Il y a quelque temps, j’ai écrit un article de blog sur la notion de droits inaliénables, dans lequel j’ai mentionné le concept de théorie de la personnalité, une structure éthique qui fournit un cadre pour décider de ce qui est et n’est pas une « personne. »

L’idée de droits inaliénables n’est pas nécessairement la même que l’idée de personnalité, bien que dans la plupart des systèmes moraux, ils soient certainement liés. La plupart d’entre nous reconnaissent au moins le terme « droits de l’homme » et ont tendance à les considérer comme de bonnes choses et comme quelque chose de distinct, par exemple, des droits des animaux.

Maintenant, j’admets que la notion de droits de l’homme, si l’histoire en est un exemple, est plus un joli morceau de son que tout ce que nous, en tant qu’espèce, prenons réellement au sérieux.

Pour citer un de mes sketchs préférés de George Carlin: « Maintenant, si vous pensez que vous avez des droits, une dernière affectation pour vous. La prochaine fois que vous serez à l’ordinateur, allez sur Internet, allez sur Wikipedia. Quand vous arriverez sur Wikipédia, dans le champ de recherche de Wikipédia, je veux que vous tapiez « Américains japonais 1942, et vous saurez tout sur vos précieux droits, d’accord? …Juste au moment où ces citoyens américains avaient le plus besoin de leurs droits, leur gouvernement les a enlevés. Et les droits ne sont pas des droits si quelqu’un peut les enlever. Ce sont des privilèges. C’est tout ce que nous avons jamais eu dans ce pays, une charte de privilèges temporaires. »

C’est donc avec un certain scepticisme, relevé d’une pointe de cynisme, que je parle de la notion de  » droits « .

Cependant, le fait que nous ayons tendance à ne pas être très bons dans le respect de choses comme les « droits de l’homme » ne signifie pas que l’idée n’a aucune valeur. En fait, tout le contraire; Je pense que l’idée qu’il y a certaines choses que l’on ne devrait tout simplement pas être autorisé à faire aux autres, et certaines choses que nous devrions tous pouvoir attendre que nous puissions faire, est non seulement précieuse, mais aussi absolument essentielle – pas seulement au sens éthique, mais aussi au sens pratique. Je crois fermement que le respect de l’idée de « droits de l’homme » n’est pas seulement un impératif moral; il a des avantages immédiats et utilitaires pour les sociétés qui les respectent, et plus une société respecte ces idées, mieux la société devient (de plusieurs manières tangibles).

Mais c’est un peu décalé. Ce dont je veux parler en fait, c’est de la théorie de la personnalité en particulier, plutôt que de l’idée de droits en général.

Aux États-Unis ces jours-ci, l’idée de « personnalité » s’est confondue avec le débat sur l’avortement. La droite religieuse a préconisé la notion de « personnalité » comme moyen de promouvoir un programme anti-avortement, alors quand j’ai parlé de « théorie de la personnalité » au cours des derniers mois, beaucoup de gens ont supposé que ce dont je parle, c’est de l’avortement.

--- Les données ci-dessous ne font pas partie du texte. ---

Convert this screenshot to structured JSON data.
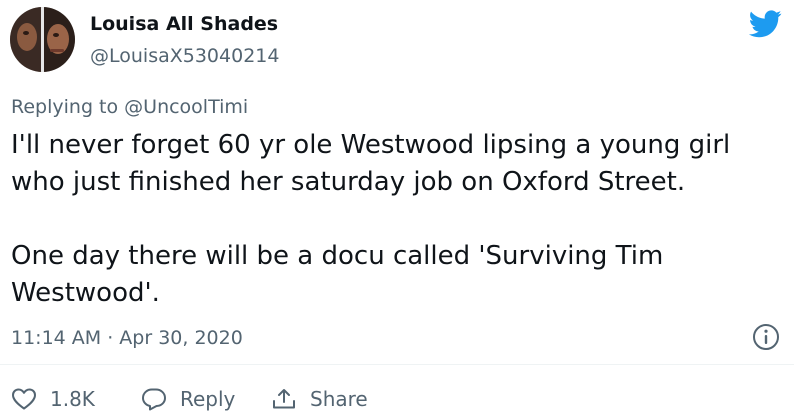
{
  "tweet": {
    "author_name": "Louisa All Shades",
    "author_handle": "@LouisaX53040214",
    "replying_to": "Replying to @UncoolTimi",
    "paragraphs": [
      "I'll never forget 60 yr ole Westwood lipsing a young girl who just finished her saturday job on Oxford Street.",
      "One day there will be a docu called 'Surviving Tim Westwood'."
    ],
    "timestamp": "11:14 AM · Apr 30, 2020"
  },
  "actions": {
    "like_count": "1.8K",
    "reply_label": "Reply",
    "share_label": "Share"
  },
  "icons": {
    "logo": "twitter-bird-icon",
    "info": "info-icon",
    "like": "heart-icon",
    "reply": "speech-bubble-icon",
    "share": "share-upload-icon"
  },
  "colors": {
    "twitter_blue": "#1d9bf0",
    "text_primary": "#0f1419",
    "text_secondary": "#536471"
  }
}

La théorie de la personnalité en tant que cadre éthique n’est pas (directement) liée à l’avortement. En tant que principe éthique, l’idée derrière la théorie de la personnalité est assez simple: la « personnalité », et avec elle tous les droits que nous appelons maintenant les « droits de l’homme », appartient à toute entité sapient.

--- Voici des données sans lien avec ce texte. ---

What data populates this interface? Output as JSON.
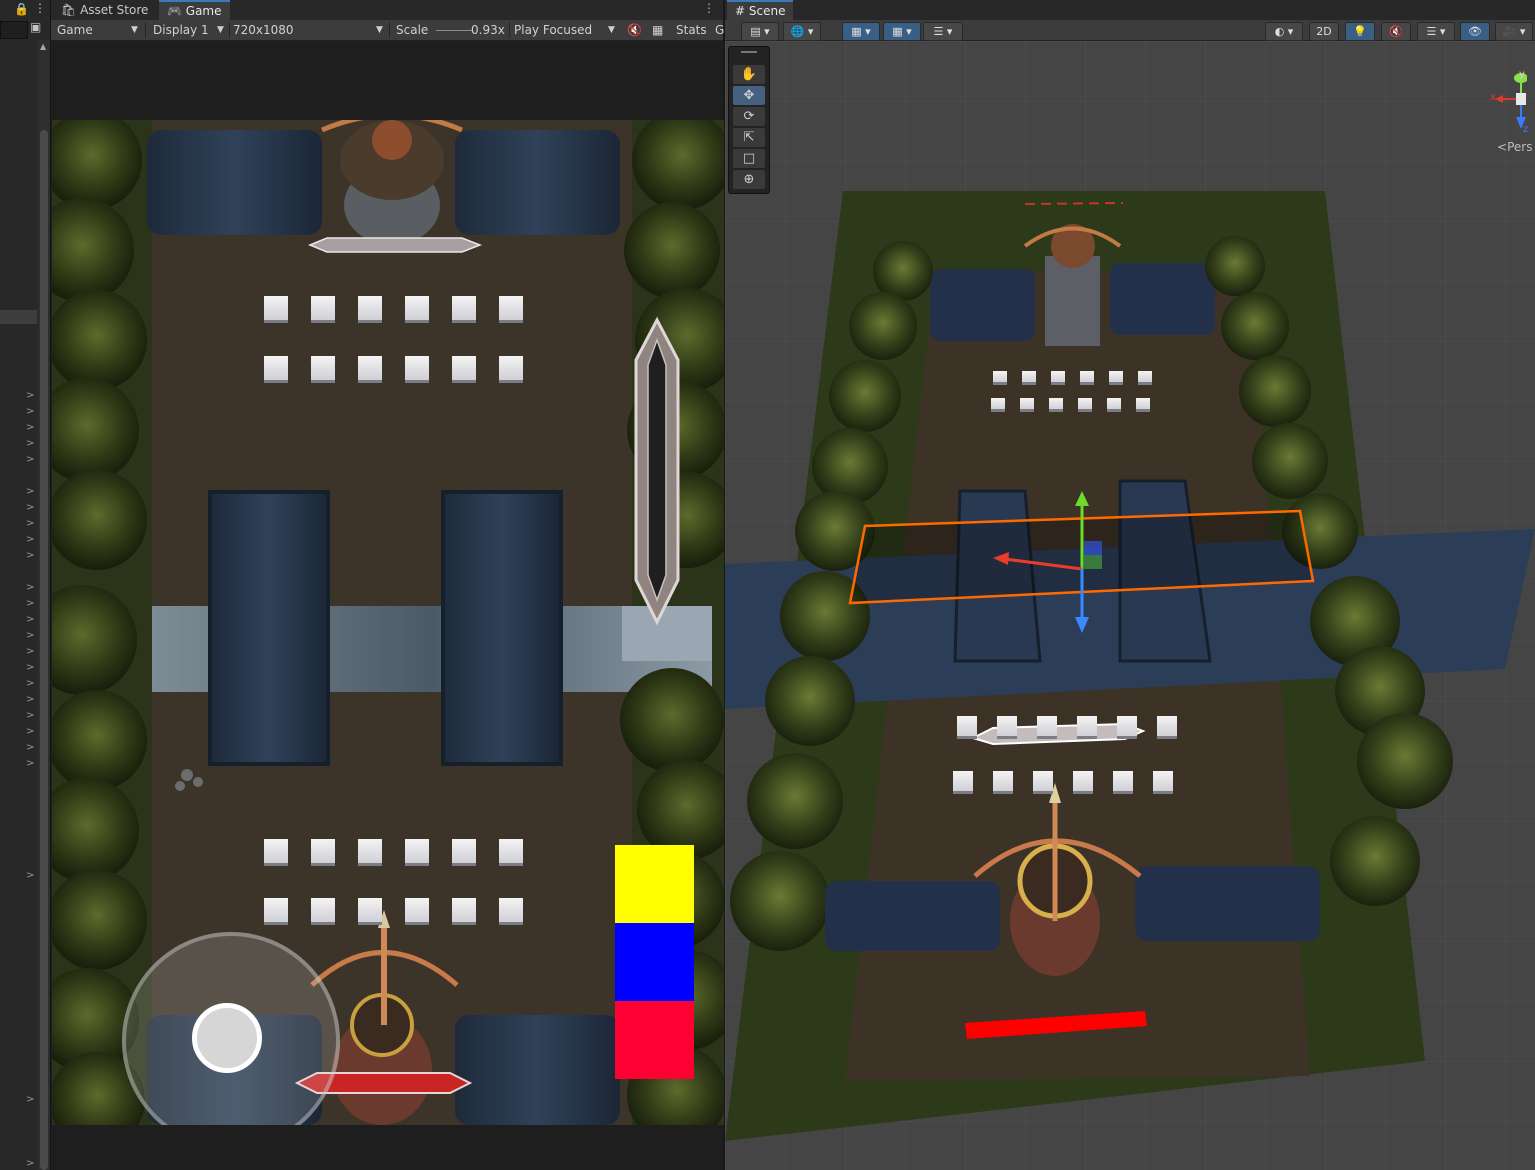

En termes plus simples, cela signifie qu’un hypothétique organisme extraterrestre intelligent, une hypothétique IA « forte », une personne dont la conscience a été transférée dans un ordinateur ou un animal qui a été modifié pour être sapient seraient tous qualifiés de « personnes » et auraient droit aux droits et responsabilités des gens, tout comme vous ou moi.

Maintenant, il y a un problème potentiel dans cette définition, bien sûr, et c’est dans la notion de sapience.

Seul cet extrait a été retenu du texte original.